In Schuchman/Samberg Investments, Inc. v. Hoosier Penn Oil Co. Inc, et al., the Indiana Court of Appeals recently held that a landowner’s claim under Indiana’s Environmental Legal Action Statute (“ELA”), Ind. Code § 13-30-9-1 et seq., is subject to the six-year statute of limitations applicable to property damage claims and that Indiana’s Petroleum Releases Statute (“PRS”), Ind. Code § 13-24-1-1 et seq., does not create a private right of action.
The plaintiff, Schuchman/Samberg Investments (“SSI”), owns an environmentally contaminated piece of property on the southeast side of Indianapolis (the “Site”) that it purchased in early 1998. In November 2009, SSI brought several claims, including those pursuant to the ELA and PRS, against four former owners and/or operators of the Site. Three of the four defendants moved for partial summary judgment on SSI’s ELA and PRS claims.
With respect to the ELA claim, the trial court held that the six-year statute of limitations applied, reasoning that SSI’s claim was one for real property damage rather than contribution.

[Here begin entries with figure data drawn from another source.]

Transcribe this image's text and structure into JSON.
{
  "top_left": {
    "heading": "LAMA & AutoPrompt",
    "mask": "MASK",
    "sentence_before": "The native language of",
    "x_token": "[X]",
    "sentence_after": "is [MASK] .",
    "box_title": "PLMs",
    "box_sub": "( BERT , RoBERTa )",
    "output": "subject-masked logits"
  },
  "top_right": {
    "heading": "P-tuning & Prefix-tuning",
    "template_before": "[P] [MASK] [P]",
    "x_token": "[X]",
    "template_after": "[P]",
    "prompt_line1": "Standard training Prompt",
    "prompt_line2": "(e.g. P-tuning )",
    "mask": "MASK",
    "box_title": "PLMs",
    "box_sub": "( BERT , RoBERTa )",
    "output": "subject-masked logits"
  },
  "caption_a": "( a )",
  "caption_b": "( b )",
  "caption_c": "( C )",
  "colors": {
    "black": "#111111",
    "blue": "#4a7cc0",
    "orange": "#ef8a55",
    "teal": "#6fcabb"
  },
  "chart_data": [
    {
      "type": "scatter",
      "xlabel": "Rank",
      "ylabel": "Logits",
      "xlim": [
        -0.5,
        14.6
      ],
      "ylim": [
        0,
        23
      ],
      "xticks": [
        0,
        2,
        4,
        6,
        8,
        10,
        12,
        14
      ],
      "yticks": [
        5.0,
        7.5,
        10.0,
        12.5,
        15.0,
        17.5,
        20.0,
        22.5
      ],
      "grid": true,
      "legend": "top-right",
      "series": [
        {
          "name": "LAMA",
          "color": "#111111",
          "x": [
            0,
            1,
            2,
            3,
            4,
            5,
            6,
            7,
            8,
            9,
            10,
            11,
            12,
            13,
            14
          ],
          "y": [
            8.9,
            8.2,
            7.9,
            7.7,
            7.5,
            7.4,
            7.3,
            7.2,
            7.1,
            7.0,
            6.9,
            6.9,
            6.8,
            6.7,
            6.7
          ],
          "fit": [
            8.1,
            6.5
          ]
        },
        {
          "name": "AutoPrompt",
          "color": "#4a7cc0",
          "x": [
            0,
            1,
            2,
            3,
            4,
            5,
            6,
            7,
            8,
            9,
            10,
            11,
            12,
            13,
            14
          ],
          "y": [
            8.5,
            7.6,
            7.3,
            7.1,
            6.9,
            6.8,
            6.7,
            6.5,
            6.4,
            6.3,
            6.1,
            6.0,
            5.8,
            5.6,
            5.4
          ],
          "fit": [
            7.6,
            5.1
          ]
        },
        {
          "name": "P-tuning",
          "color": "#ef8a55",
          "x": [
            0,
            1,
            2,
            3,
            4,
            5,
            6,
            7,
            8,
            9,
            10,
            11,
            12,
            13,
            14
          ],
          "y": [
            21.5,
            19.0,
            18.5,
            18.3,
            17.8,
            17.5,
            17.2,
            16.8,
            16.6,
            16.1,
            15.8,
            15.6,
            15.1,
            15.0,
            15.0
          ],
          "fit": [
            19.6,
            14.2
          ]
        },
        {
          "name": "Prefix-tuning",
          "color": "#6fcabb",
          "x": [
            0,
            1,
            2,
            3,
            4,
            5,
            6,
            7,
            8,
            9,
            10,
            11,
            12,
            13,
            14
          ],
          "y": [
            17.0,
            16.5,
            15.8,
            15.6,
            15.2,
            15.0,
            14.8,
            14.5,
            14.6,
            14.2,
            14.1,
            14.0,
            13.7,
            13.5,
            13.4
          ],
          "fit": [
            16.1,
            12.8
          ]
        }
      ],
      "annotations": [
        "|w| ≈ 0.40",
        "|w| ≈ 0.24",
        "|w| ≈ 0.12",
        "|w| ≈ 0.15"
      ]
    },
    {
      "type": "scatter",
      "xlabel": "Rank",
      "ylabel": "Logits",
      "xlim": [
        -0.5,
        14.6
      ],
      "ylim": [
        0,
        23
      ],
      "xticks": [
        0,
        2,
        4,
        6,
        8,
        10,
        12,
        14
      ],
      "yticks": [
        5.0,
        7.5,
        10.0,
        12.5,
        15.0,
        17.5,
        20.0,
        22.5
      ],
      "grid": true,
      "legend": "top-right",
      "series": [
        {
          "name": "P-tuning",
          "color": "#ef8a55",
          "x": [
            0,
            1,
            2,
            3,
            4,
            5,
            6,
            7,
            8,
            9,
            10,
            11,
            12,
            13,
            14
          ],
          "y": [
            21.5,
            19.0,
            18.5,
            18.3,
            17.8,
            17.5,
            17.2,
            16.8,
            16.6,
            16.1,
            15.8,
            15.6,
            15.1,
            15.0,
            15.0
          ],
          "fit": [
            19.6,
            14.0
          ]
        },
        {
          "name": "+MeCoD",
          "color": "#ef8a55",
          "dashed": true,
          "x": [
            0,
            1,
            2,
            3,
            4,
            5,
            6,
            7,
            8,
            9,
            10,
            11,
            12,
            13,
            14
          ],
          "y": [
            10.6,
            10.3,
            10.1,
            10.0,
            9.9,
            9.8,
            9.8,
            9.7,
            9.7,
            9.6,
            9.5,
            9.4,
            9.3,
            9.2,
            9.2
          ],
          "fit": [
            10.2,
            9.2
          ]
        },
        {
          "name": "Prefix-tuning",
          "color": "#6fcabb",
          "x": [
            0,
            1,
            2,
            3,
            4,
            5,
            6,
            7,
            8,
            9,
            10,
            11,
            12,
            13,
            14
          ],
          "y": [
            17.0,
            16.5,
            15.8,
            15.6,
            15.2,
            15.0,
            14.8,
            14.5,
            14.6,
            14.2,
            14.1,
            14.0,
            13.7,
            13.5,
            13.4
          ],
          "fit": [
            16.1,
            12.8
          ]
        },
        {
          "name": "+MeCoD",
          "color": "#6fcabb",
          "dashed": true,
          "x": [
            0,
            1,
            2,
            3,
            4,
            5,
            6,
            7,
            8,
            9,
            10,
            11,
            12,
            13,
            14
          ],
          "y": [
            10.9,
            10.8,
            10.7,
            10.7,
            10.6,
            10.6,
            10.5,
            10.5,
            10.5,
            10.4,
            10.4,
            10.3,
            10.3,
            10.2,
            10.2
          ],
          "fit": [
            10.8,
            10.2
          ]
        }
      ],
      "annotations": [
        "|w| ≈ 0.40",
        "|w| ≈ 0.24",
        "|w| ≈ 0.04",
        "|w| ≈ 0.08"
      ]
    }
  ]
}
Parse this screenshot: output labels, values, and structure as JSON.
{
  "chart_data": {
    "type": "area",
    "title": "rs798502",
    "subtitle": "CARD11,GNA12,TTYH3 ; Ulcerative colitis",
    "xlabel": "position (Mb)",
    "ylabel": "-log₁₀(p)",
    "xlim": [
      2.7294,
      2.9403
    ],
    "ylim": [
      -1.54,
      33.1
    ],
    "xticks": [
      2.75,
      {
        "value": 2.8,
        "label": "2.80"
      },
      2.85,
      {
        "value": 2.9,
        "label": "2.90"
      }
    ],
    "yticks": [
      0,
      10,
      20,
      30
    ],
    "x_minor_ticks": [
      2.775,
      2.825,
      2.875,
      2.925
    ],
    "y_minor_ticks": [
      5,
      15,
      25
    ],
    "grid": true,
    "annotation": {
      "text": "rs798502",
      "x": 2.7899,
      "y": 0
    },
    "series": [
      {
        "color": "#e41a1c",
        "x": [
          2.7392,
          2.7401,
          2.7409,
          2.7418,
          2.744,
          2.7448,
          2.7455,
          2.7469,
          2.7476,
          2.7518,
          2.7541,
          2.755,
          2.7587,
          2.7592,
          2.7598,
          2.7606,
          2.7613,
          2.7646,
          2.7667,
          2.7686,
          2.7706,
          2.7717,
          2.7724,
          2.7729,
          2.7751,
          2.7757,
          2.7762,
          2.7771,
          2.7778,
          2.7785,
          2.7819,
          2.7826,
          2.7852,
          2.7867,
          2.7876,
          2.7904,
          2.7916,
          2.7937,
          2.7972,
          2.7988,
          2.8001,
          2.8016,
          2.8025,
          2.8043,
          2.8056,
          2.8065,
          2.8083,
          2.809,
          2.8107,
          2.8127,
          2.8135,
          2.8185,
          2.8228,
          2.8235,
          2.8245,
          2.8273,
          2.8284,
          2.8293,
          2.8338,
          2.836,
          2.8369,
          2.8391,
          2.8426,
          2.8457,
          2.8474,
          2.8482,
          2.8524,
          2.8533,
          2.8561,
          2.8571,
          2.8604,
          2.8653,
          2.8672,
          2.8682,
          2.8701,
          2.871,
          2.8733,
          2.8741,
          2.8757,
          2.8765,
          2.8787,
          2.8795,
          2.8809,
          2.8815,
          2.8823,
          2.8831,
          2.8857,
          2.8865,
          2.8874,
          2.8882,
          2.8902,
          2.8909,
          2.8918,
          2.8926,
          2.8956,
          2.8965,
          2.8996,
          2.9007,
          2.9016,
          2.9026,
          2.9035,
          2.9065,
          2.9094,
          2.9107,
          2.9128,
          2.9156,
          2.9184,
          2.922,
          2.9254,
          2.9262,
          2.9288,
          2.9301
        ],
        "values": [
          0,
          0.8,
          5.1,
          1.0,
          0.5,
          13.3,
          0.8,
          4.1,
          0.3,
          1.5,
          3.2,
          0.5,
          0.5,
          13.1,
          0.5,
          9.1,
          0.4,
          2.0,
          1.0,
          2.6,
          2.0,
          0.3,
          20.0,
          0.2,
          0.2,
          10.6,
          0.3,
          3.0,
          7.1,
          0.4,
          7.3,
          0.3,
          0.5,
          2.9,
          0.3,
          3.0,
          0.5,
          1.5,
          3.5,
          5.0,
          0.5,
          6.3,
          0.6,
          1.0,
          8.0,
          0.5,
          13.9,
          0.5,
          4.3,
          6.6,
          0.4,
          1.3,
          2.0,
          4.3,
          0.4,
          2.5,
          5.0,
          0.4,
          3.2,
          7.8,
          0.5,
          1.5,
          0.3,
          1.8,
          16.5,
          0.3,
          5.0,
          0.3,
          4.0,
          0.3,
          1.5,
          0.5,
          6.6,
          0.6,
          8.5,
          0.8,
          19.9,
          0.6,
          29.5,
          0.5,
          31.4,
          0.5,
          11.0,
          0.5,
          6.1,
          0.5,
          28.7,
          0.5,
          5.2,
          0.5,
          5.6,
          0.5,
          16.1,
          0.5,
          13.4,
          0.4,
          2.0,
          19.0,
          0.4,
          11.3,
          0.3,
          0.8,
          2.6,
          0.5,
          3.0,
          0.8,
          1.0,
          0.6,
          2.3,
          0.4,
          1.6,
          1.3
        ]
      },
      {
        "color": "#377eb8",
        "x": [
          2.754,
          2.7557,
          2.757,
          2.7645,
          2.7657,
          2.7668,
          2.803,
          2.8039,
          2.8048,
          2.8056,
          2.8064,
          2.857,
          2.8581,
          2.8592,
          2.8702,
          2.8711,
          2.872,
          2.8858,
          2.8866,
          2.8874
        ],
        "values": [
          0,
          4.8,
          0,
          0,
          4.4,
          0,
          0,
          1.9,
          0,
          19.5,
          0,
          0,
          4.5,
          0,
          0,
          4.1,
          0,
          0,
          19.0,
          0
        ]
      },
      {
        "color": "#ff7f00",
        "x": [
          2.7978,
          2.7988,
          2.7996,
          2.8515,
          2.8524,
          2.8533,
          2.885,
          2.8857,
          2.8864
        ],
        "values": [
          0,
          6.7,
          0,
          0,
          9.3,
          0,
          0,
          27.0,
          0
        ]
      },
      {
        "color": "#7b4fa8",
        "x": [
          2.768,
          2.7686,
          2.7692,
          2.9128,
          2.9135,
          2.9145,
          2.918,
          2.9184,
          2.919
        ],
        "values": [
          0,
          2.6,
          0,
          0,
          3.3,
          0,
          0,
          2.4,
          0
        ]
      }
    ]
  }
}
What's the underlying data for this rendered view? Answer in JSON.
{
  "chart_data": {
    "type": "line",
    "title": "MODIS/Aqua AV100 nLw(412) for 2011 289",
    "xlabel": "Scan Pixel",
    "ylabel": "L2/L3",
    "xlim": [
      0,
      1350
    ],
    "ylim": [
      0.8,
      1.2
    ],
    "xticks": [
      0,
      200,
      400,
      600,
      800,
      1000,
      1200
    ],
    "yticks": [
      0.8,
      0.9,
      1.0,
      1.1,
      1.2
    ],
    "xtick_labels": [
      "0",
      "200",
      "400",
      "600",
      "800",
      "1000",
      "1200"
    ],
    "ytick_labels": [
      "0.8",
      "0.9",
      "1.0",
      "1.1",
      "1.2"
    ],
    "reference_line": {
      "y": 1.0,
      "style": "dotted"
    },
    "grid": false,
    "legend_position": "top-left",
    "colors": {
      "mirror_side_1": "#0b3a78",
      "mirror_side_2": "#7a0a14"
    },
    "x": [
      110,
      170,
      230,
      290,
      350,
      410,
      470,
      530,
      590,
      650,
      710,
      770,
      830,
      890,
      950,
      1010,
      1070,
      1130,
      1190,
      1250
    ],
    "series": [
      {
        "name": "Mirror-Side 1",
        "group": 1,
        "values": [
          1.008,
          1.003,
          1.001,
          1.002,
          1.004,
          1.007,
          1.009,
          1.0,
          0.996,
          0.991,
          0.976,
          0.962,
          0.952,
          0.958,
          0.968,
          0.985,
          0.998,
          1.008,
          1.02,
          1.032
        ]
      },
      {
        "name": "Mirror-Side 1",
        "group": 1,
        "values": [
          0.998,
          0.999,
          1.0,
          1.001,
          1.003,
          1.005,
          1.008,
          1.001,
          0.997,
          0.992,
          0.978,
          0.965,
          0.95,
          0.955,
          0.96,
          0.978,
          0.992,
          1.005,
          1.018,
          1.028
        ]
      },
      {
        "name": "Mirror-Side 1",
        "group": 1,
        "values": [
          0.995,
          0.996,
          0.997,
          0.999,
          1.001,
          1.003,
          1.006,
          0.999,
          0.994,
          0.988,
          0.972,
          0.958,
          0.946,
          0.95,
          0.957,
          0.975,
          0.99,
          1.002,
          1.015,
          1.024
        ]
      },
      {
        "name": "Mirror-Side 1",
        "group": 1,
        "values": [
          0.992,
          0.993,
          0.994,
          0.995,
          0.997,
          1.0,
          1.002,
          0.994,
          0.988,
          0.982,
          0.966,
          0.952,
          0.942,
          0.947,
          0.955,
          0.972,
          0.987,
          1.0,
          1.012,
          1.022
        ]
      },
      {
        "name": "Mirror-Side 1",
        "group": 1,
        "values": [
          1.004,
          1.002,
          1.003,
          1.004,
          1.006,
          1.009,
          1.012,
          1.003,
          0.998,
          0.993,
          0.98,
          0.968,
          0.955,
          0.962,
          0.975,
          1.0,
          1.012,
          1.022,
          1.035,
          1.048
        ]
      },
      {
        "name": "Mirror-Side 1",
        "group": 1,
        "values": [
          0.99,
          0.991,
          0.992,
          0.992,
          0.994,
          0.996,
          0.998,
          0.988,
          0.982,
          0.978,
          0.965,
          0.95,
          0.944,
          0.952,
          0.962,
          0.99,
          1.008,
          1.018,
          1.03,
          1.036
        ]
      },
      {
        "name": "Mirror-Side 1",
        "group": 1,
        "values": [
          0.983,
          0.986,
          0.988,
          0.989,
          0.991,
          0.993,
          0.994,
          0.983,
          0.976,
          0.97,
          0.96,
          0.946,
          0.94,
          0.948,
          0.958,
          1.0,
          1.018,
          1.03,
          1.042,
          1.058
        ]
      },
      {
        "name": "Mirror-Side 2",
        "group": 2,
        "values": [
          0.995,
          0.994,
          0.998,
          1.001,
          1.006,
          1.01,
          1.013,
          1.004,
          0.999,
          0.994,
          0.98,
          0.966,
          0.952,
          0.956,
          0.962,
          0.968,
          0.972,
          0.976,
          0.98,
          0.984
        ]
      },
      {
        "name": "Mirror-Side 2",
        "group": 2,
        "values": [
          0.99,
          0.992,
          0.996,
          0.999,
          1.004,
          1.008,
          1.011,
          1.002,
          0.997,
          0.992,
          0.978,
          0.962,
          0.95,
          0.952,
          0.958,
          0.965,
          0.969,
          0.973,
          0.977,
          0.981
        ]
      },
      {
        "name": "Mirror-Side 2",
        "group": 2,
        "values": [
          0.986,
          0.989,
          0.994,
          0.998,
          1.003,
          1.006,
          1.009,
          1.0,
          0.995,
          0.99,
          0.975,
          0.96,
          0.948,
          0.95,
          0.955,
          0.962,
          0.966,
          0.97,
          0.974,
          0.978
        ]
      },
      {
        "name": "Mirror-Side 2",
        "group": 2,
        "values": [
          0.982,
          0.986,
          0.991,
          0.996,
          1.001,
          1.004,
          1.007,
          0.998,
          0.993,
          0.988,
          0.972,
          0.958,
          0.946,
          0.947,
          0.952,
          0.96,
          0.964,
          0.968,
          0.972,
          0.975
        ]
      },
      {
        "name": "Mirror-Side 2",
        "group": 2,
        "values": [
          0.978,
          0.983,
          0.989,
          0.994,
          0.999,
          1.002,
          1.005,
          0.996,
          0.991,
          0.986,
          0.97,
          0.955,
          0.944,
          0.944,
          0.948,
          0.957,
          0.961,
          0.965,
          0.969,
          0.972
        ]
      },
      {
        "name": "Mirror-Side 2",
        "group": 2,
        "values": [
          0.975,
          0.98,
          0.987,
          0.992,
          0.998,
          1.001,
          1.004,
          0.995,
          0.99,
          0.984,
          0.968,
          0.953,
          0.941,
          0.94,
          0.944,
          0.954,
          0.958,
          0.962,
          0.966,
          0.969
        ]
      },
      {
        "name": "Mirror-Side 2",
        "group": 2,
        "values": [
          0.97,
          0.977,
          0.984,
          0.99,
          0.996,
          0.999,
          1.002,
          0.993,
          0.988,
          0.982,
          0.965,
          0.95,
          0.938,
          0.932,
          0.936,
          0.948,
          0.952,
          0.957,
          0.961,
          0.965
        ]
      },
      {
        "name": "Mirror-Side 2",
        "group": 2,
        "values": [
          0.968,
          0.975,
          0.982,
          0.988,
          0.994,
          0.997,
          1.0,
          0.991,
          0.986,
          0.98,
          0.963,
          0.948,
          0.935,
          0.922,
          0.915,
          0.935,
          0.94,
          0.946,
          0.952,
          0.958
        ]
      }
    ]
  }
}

The trial court then held that the statute of limitations was triggered at the earliest in 1994 when SSI’s predecessor-in-interest received a Corrective Action Plan indicating that the Site was contaminated and at the latest in 1998 when SSI received a July 1998 Phase I listing a recognized environmental condition. Because SSI did not bring its ELA claim for 11 years after it knew or reasonably should have known the Site was contaminated, the trial court granted summary judgment for the defendants.
The Court of Appeals affirmed the application of the six-year statute of limitations, holding that because SSI sought recovery of costs incurred to remediate its own property, “[n]o amount of careful wording or clever analysis can transform what is so plainly a claim for damage to real property into one for contribution.” The Court of Appeals also affirmed the trial court’s determination that SSI knew or reasonably should have known that the Site was contaminated in July 1998. In holding July 1998 as the latest trigger date, the court focused on SSI’s excavation of two-feet of soil prior to purchasing the Site, SSI’s statement that the soil then “looked clean” after that excavation without performing any testing and SSI’s receipt of a July 1998 Phase I indicating that the Site’s historical use as a bulk oil storage facility was a recognized environmental condition. The court held that by July 1998 at the latest, and under the reasonable person standard, “SSI had knowledge sufficient to trigger its duty to inquire further in order to determine whether a legal wrong had occurred.” As a result, SSI’s ELA claim, which was brought 11 years later, was time-barred.
Notably, in 2011, the General Assembly enacted Indiana Code § 34-11-2-11.5, which provides that a person bringing an ELA claim may recover “costs incurred not more than ten (10) years before the date the action is brought.” The court of Appeals stated, however, that this provision “says nothing of the time frame within which an ELA claim must be brought or the events that trigger the running of that period” and, instead, “imposes a limitation on the types of damages recoverable in an ELA claim in the form of a ten-year look-back period.” The court has seemingly left the door open for a determination of whether the six-year statute of limitations would work in conjunction with the ten-year look-back. As a result, plaintiffs and defendants in an ELA action should be mindful of both when pursuing or defending against those claims.
With respect to the PRS claim, the trial court held that the circumstances of this case did not provide SSI with a private right of recovery for its costs incurred in remediating contamination arising from a release of petroleum and, therefore, granted summary judgment in favor of the defendants. The Court of Appeals affirmed, explaining that “the PRS extends a limited right of recovery to private parties” and “allows an owner, operator, or responsible party to recover from another responsible party where the State has incurred remediation costs … and passed those costs on to the owner, operator, or responsible party seeking recovery.” In this case, the state (i.e., IDEM) did not incur remedial costs pursuant to the PRS and, consequently, passed no costs on to SSI. Accordingly, the court held that, under the facts of this case, SSI did not have a private right of action pursuant to the PRS to recover costs from the defendants.